Scrya has introduced RotorQuant, a breakthrough vector quantization technique that reimagines the core mechanism of the popular TurboQuant method. Instead of using a dense d×d random orthogonal matrix, RotorQuant leverages Clifford rotors in the Cl(3,0) algebra. This approach chunks a vector into groups of three dimensions and rotates each with a 4-parameter rotor via the sandwich product. The result is a massive reduction in computational complexity, replacing 16,384 fused multiply-add operations (for d=128) with roughly 100. This fundamental change yields a 44x reduction in parameters, dropping from 16,399 to just 372.

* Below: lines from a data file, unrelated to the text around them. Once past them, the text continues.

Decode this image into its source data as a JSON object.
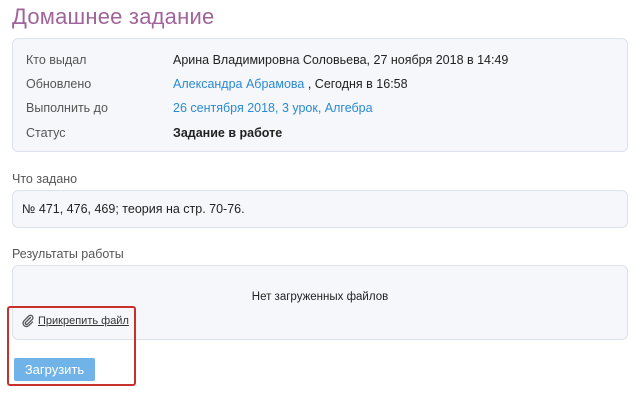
{
  "page_title": "Домашнее задание",
  "info": {
    "rows": [
      {
        "label": "Кто выдал",
        "value": "Арина Владимировна Соловьева, 27 ноября 2018 в 14:49"
      },
      {
        "label": "Обновлено",
        "value_link": "Александра Абрамова",
        "value_rest": " , Сегодня в 16:58"
      },
      {
        "label": "Выполнить до",
        "value_link": "26 сентября 2018, 3 урок, Алгебра"
      },
      {
        "label": "Статус",
        "value": "Задание в работе"
      }
    ]
  },
  "task": {
    "label": "Что задано",
    "text": "№ 471, 476, 469; теория на стр. 70-76."
  },
  "results": {
    "label": "Результаты работы",
    "empty_text": "Нет загруженных файлов",
    "attach_label": "Прикрепить файл",
    "attach_icon": "paperclip-icon"
  },
  "upload_button": "Загрузить",
  "colors": {
    "title": "#a0649a",
    "link": "#2b8ad1",
    "button": "#6fb3e8",
    "highlight": "#c8302c",
    "panel_bg": "#f5f7fb"
  }
}
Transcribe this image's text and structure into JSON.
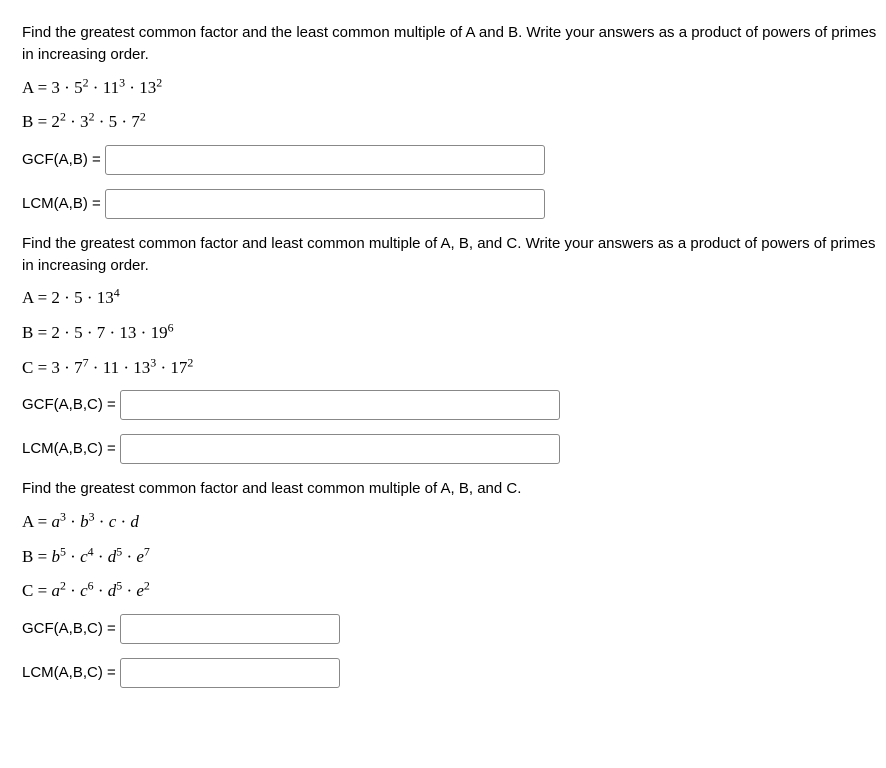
{
  "q1": {
    "prompt": "Find the greatest common factor and the least common multiple of A and B.  Write your answers as a product of powers of primes in increasing order.",
    "lineA_pre": "A = 3 · 5",
    "lineA_exp1": "2",
    "lineA_mid1": " · 11",
    "lineA_exp2": "3",
    "lineA_mid2": " · 13",
    "lineA_exp3": "2",
    "lineB_pre": "B = 2",
    "lineB_exp1": "2",
    "lineB_mid1": " · 3",
    "lineB_exp2": "2",
    "lineB_mid2": " · 5 · 7",
    "lineB_exp3": "2",
    "gcf_label": "GCF(A,B) = ",
    "lcm_label": "LCM(A,B) = "
  },
  "q2": {
    "prompt": "Find the greatest common factor and least common multiple of A, B, and C.  Write your answers as a product of powers of primes in increasing order.",
    "lineA_pre": "A = 2 · 5 · 13",
    "lineA_exp1": "4",
    "lineB_pre": "B = 2 · 5 · 7 · 13 · 19",
    "lineB_exp1": "6",
    "lineC_pre": "C = 3 · 7",
    "lineC_exp1": "7",
    "lineC_mid1": " · 11 · 13",
    "lineC_exp2": "3",
    "lineC_mid2": " · 17",
    "lineC_exp3": "2",
    "gcf_label": "GCF(A,B,C) = ",
    "lcm_label": "LCM(A,B,C) = "
  },
  "q3": {
    "prompt": "Find the greatest common factor and least common multiple of A, B, and C.",
    "A_lhs": "A = ",
    "A_a": "a",
    "A_a_exp": "3",
    "A_dot1": " · ",
    "A_b": "b",
    "A_b_exp": "3",
    "A_dot2": " · ",
    "A_c": "c",
    "A_dot3": " · ",
    "A_d": "d",
    "B_lhs": "B = ",
    "B_b": "b",
    "B_b_exp": "5",
    "B_dot1": " · ",
    "B_c": "c",
    "B_c_exp": "4",
    "B_dot2": " · ",
    "B_d": "d",
    "B_d_exp": "5",
    "B_dot3": " · ",
    "B_e": "e",
    "B_e_exp": "7",
    "C_lhs": "C = ",
    "C_a": "a",
    "C_a_exp": "2",
    "C_dot1": " · ",
    "C_c": "c",
    "C_c_exp": "6",
    "C_dot2": " · ",
    "C_d": "d",
    "C_d_exp": "5",
    "C_dot3": " · ",
    "C_e": "e",
    "C_e_exp": "2",
    "gcf_label": "GCF(A,B,C) = ",
    "lcm_label": "LCM(A,B,C) = "
  }
}
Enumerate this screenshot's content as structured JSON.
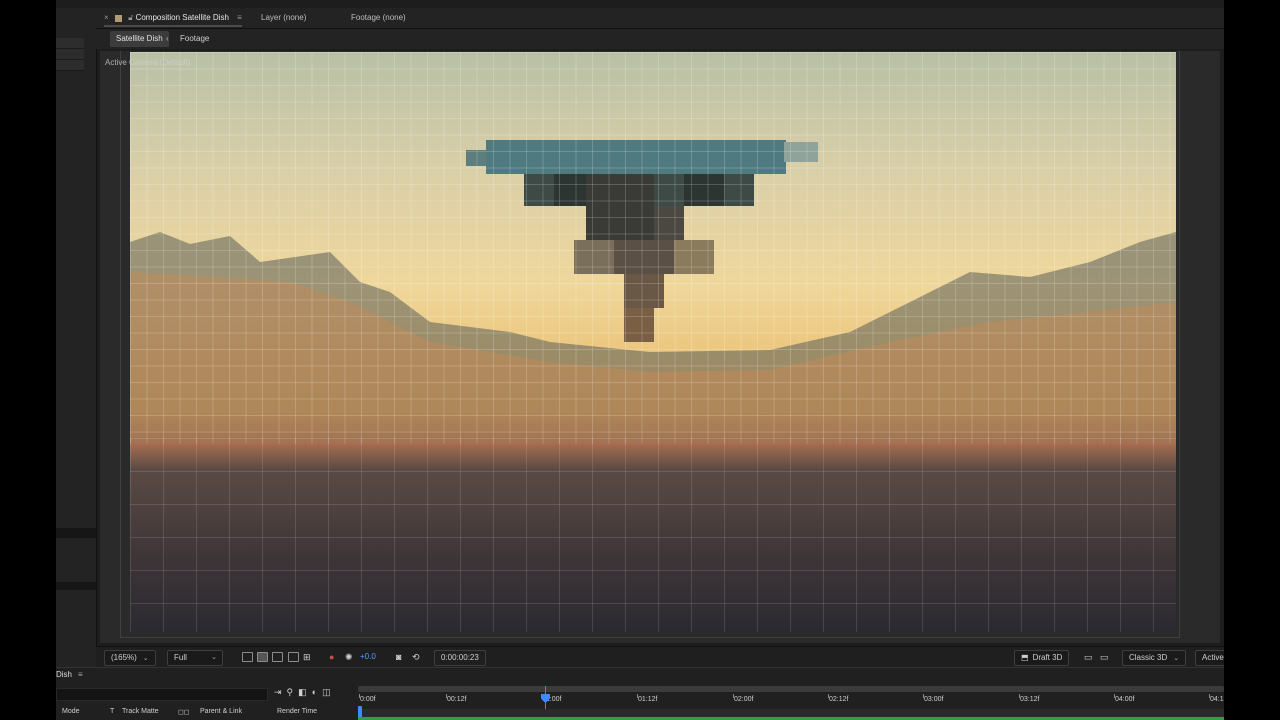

In practical benchmarks on a Qwen2.5-3B-Instruct KV cache, RotorQuant maintains near-identical performance to TurboQuant, with a cosine similarity of 0.990 versus 0.991. The real gains are in speed and efficiency: its fused CUDA kernel runs 10-19x faster than a cuBLAS matrix multiplication on an RTX PRO 4000, and its Metal shader achieves 9-31x speedups on an Apple M4 chip. Despite a higher synthetic mean squared error on random vectors, when applied with QJL correction to real models, attention fidelity is preserved and can even improve top-1/top-5 retrieval tasks. The fused kernel design, which keeps operations in registers to avoid memory round-trips, is key to outperforming the highly optimized BLAS routines used by TurboQuant.